Subjects receive either standard of care or the Toca 511-Toca FC combination. Toca 511 is a retroviral replicating vector that encodes cytosine deaminase (CD). Its administration is intended to equip cancer cells to produce CD, a prodrug activator enzyme. Tocagen then gives patients the prodrug, Toca FC, an extended-release formulation of approved antifungal agent 5-fluorocytosine that is inactive until exposed to CD. Tocagen hopes Toca FC will cross the blood-brain barrier, be activated by CD and then kill both cancer cells and immunosuppressive cells.
Among the 24 patients who received the higher Toca 511 doses in a phase 1 and met the inclusion criteria for the phase 2/3, Toca saw three complete responses and two partial responses. At the time of the last data update, the responders were still alive 24 to 43 months after entering the study. The median overall survival for the 24 patients is 14.3 months.

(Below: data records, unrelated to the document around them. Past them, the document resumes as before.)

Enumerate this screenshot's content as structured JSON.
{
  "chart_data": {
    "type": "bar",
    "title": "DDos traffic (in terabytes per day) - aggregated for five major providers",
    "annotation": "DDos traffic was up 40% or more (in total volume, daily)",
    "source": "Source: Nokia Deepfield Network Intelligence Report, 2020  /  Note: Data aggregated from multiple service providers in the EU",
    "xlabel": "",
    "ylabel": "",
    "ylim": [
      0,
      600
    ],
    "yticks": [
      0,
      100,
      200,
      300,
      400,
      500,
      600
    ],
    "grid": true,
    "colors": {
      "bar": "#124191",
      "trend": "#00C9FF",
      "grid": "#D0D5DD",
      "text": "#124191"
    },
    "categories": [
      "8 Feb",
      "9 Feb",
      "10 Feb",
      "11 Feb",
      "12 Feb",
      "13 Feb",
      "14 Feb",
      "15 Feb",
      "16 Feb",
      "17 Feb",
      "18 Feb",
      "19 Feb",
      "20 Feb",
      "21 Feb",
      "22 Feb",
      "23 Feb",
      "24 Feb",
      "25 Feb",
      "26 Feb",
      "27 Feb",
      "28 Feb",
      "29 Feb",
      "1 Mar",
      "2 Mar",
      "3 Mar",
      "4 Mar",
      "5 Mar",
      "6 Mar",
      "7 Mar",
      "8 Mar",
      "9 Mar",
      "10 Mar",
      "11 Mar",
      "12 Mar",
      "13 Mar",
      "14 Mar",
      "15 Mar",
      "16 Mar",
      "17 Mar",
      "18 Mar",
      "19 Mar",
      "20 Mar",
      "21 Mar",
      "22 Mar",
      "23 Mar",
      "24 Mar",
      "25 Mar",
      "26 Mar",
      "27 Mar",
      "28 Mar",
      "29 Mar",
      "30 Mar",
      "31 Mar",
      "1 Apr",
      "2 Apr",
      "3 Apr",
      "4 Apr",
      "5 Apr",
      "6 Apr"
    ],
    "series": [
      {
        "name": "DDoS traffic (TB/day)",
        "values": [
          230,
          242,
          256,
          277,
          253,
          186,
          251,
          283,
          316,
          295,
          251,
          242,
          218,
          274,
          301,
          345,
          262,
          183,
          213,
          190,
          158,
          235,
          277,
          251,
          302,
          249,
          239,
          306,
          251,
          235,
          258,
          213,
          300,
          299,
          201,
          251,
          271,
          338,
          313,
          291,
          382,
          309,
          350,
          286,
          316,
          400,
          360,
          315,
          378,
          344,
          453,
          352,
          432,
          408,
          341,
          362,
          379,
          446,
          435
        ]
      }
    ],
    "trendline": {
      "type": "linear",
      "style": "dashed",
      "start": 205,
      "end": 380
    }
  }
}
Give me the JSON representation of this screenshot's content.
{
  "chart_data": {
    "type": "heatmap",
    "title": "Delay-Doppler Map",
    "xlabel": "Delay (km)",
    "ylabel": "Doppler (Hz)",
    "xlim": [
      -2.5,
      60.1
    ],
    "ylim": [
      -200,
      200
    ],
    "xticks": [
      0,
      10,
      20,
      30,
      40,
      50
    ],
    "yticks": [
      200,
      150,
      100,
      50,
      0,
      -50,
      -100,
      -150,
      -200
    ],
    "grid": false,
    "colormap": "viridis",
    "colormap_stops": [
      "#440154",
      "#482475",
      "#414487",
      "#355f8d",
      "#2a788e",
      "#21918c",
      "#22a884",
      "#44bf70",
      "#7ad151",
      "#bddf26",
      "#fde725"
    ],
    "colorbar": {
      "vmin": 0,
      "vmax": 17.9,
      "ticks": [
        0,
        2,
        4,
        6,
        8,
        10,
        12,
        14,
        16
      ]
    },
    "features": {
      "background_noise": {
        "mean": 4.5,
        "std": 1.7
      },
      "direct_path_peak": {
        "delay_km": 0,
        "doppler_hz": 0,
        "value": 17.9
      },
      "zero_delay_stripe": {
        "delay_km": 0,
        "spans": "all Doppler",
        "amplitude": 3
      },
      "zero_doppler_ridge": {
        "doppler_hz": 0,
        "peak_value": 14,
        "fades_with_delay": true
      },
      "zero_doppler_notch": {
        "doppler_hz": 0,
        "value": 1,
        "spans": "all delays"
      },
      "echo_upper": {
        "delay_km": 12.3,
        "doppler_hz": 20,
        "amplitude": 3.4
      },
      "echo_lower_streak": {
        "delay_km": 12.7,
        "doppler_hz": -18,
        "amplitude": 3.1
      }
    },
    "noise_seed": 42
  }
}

The question facing Tocagen is whether that will translate into improved overall survival when the experimental regimen is pitted against standard of care options including Merck’s Temodal and Roche’s Avastin. Tocagen is hoping Wall Street will provide the money it needs to start to answer the question.
Tocagen is yet to set the terms for its IPO, but listed $86 million as its proposed maximum offering. A chunk of the anticipated haul is earmarked for manufacturing scale-up and validation of Toca 511 and Toca FC. Tocagen plans to set aside another tranche to complete the ongoing phase 2, leaving some cash left over to wrap up a phase 1b of the combination in other indications, including newly-diagnosed brain cancer and a clutch of other solid tumors.
If Tocagen hits its fundraising goal, the IPO cash will see it through at least the next 12 months, taking it up to the delivery of phase 2 data.
Tocagen has financed its progress to date through a series of low-profile venture rounds—most recently a $28.8 million investment in 2015—and by seeking donations via a brain cancer nonprofit.
Management must now persuade public investors to part with their cash. This year, Braeburn Pharmaceuticals and Visterra have both pulled IPOs after getting a frosty reception on Wall Street. Another company, ObsEva, hit its range but subsequently saw its stock slide. Tocagen will be hoping its experience has more in common with Jounce Therapeutics, which raised $102 million before seeing its stock go on a 30% tear in its first months on the market.
Jounce benefited from the starpower of a $2.6 billion pact with Celgene and a pitch that positions it at the forefront of the second wave of immuno-oncology. Tocagen lacks attributes with such pulling power, but in co-founder and R&D chief Harry Gruber, M.D. it has a name that could turn the heads of investors.
Gruber is gene therapy specialist who has played a role in getting a handful of biotechs started over the past 30 years, including Gensia and Viagene. Gensia ultimately became part of Teva through a $3.4 billion buyout, while Viagene accepted a $95 million bid from Chiron—now part of Novartis—after a bumpy few years trying to develop gene therapies in the early 1990s.